No momento em que a pessoa se sente fragilizada e necessitada de cuidado, não pode contar com a convivência dos seus. Uma pessoa marginalizada, sobretudo pelas autoridades religiosas. Esta pessoa enferma se dirige a Jesus de forma clara e objetiva: “Senhor, se queres, tu tens o poder de me purificar” (Lc 5,12). Ao que Jesus prontamente lhe responde: “Eu quero, fica purificado”. (Lc 5,13) Ao curá-lo, Jesus o reintegra à comunidade, devolvendo-lhe o convívio social e, ao mesmo tempo critica as autoridades, que cumpriam literalmente a lei. Para estes, Jesus vai dizer, que o verdadeiro cumprimento da Lei não é declarar quem é puro ou impuro, mas fazer com que a pessoa fique purificada e volte a viver.

A lei que marginaliza e mata as pessoas. Foi assim no tempo de Jesus e é assim também conosco. Pessoas que fazem as leis, mas se esquecem que do outro lado delas, há vidas sendo ameaçadas pela própria lei. A pessoa doente não tinha que conviver apenas com a sua doença, mas também com a lei que era usada para marginalizar a pessoa doente. Aqui entra a pedagogia de Jesus que, ao devolver a saúde da pessoa, permite que ela mesma seja testemunha viva da ação libertadora d’Ele.

Em Jesus, Deus se dá por inteiro a nós. Deus que toma a iniciativa de ser um conosco e se fazer um de nós. Somos seres privilegiados, pois podemos contar com um Deus presente em nossa história humana. Cabe a cada um de nós, como o “leproso”, tomar a iniciativa de abraçar ou não o Projeto de Deus e torná-lo factível, através das nossas ações. Lembrando que todas as nossas ações podem ser ações do Reino ou do anti-Reino. Como cristãos seguidores de Jesus, somos desafiados a sermos cidadãos do Reino, exercendo assim a nossa cidadania. Sem nos esquecermos que a palavra cidadania vem do latim “civitas”, que quer dizer cidade. Cidadãos vivendo localmente o projeto de Deus, quem sabe construindo entre nós aquilo que Santo Agostinho chamava de “De Civitate Dei”, “A Cidade de Deus”, cuja lei não seja de exclusão, mas de defesa da vida por inteiro.
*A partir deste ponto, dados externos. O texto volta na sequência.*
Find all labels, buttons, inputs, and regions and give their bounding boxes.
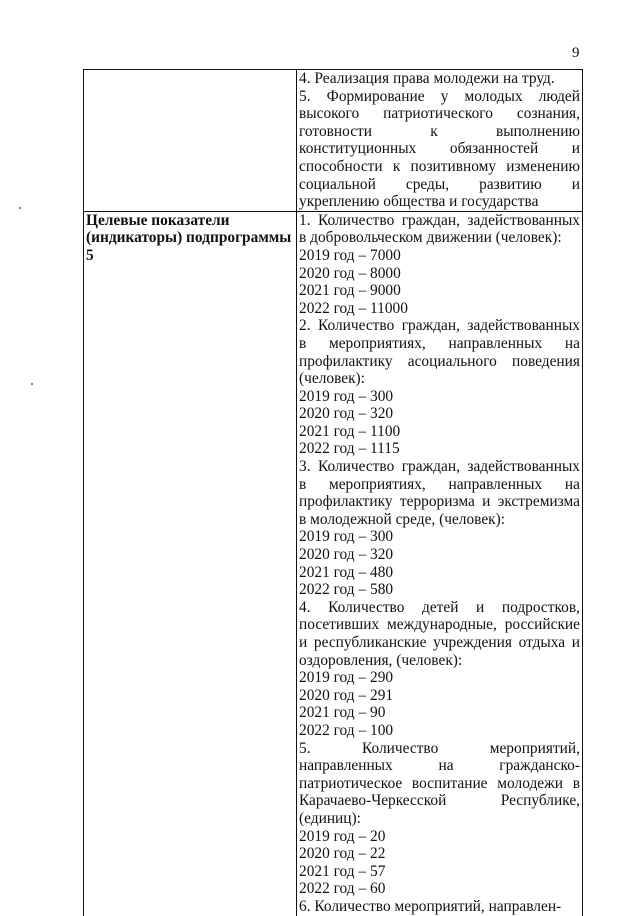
indicator-6-title: 6. Количество мероприятий, направлен- [299, 897, 562, 915]
goal-item-5: 5. Формирование у молодых людей высокого патриотического сознания, готовности к выполнению конституционных обязанностей и способности к позитивному изменению социальной среды, развитию и укреплению общества и государства [299, 87, 580, 211]
indicator-4-value: 2020 год – 291 [299, 686, 394, 704]
indicator-4-value: 2022 год – 100 [299, 721, 394, 739]
indicator-3-title: 3. Количество граждан, задействованных в мероприятиях, направленных на профилактику терроризма и экстремизма в молодежной среде, (человек): [299, 458, 580, 528]
scan-speck [31, 383, 33, 385]
indicator-1-value: 2022 год – 11000 [299, 299, 408, 317]
indicator-1-title: 1. Количество граждан, задействованных в добровольческом движении (человек): [299, 211, 580, 247]
goal-item-4: 4. Реализация права молодежи на труд. [299, 70, 555, 87]
indicator-5-value: 2021 год – 57 [299, 862, 386, 880]
indicator-4-title: 4. Количество детей и подростков, посетивших международные, российские и республиканские учреждения отдыха и оздоровления, (человек): [299, 598, 580, 669]
indicator-2-value: 2019 год – 300 [299, 387, 394, 405]
indicator-2-title: 2. Количество граждан, задействованных в мероприятиях, направленных на профилактику асоциального поведения (человек): [299, 317, 580, 388]
indicator-3-value: 2020 год – 320 [299, 546, 394, 564]
table-cell-label [84, 70, 297, 212]
indicator-2-value: 2022 год – 1115 [299, 440, 400, 458]
indicator-1-value: 2021 год – 9000 [299, 282, 401, 300]
scan-speck [19, 207, 21, 209]
table-cell-label: Целевые показатели (индикаторы) подпрограммы 5 [84, 211, 297, 915]
table-cell-content [297, 211, 583, 915]
indicator-1-value: 2020 год – 8000 [299, 264, 401, 282]
indicator-2-value: 2020 год – 320 [299, 405, 394, 423]
indicator-5-value: 2019 год – 20 [299, 827, 386, 845]
indicator-2-value: 2021 год – 1100 [299, 422, 401, 440]
indicator-4-value: 2021 год – 90 [299, 704, 386, 722]
indicator-3-value: 2022 год – 580 [299, 581, 394, 599]
indicator-3-value: 2021 год – 480 [299, 563, 394, 581]
table-row [84, 70, 583, 212]
indicator-1-value: 2019 год – 7000 [299, 246, 401, 264]
page-number: 9 [572, 45, 580, 61]
subprogram-passport-table [83, 69, 583, 916]
indicator-4-value: 2019 год – 290 [299, 669, 394, 687]
table-cell-content [297, 70, 583, 212]
indicator-5-title: 5. Количество мероприятий, направленных на гражданско-патриотическое воспитание молодежи в Карачаево-Черкесской Республике, (единиц): [299, 739, 580, 827]
indicator-5-value: 2022 год – 60 [299, 880, 386, 898]
table-row [84, 211, 583, 915]
indicator-5-value: 2020 год – 22 [299, 845, 386, 863]
indicator-3-value: 2019 год – 300 [299, 528, 394, 546]
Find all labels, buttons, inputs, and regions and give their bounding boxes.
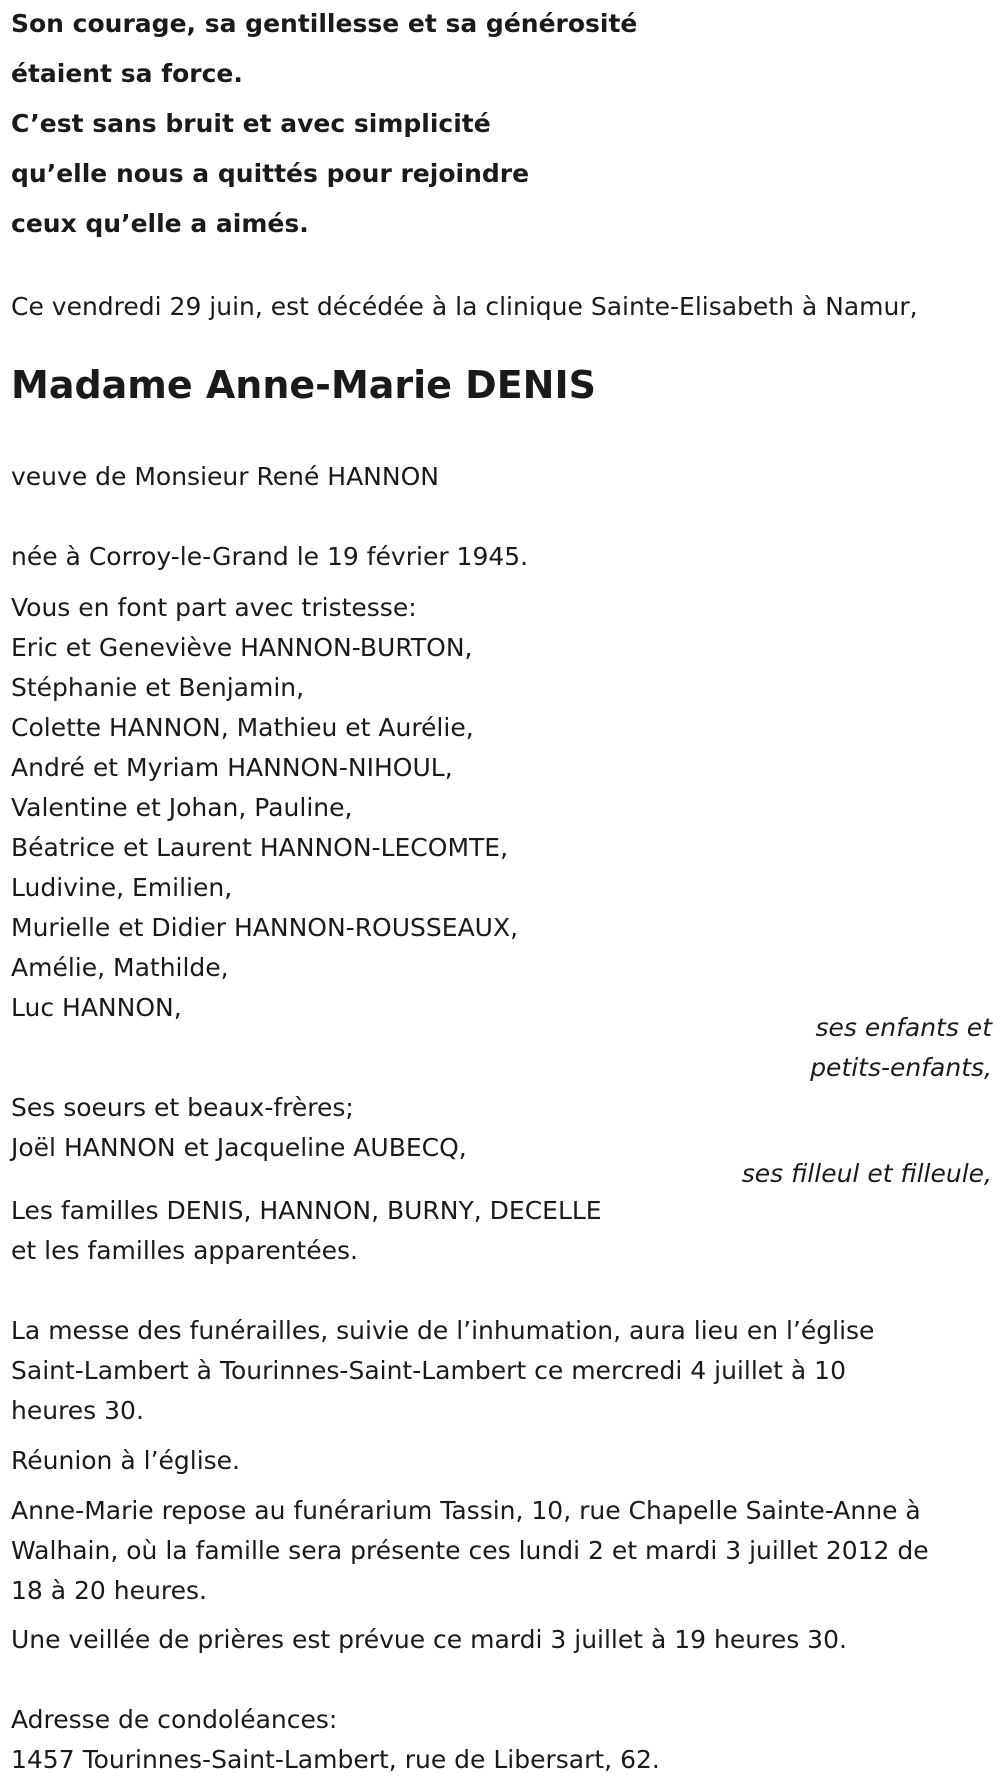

Francisco Carlos Machado Alves conhecido como Chico Machado, foi da Congregação do Santíssimo Redentor, os Redentorista, da província de São Paulo. Reside em São Felix do Araguaia no Mato Grosso e é agente de Pastoral na Prelazia de São Felix desde 1992. Sua atividade pastoral é junto aos povos indígenas da região: Xavante, Kayabi, Karajá, dentre outros. Mestre em Educação atua na formação continuada de professores Indígenas, nas escolas das respectivas aldeias.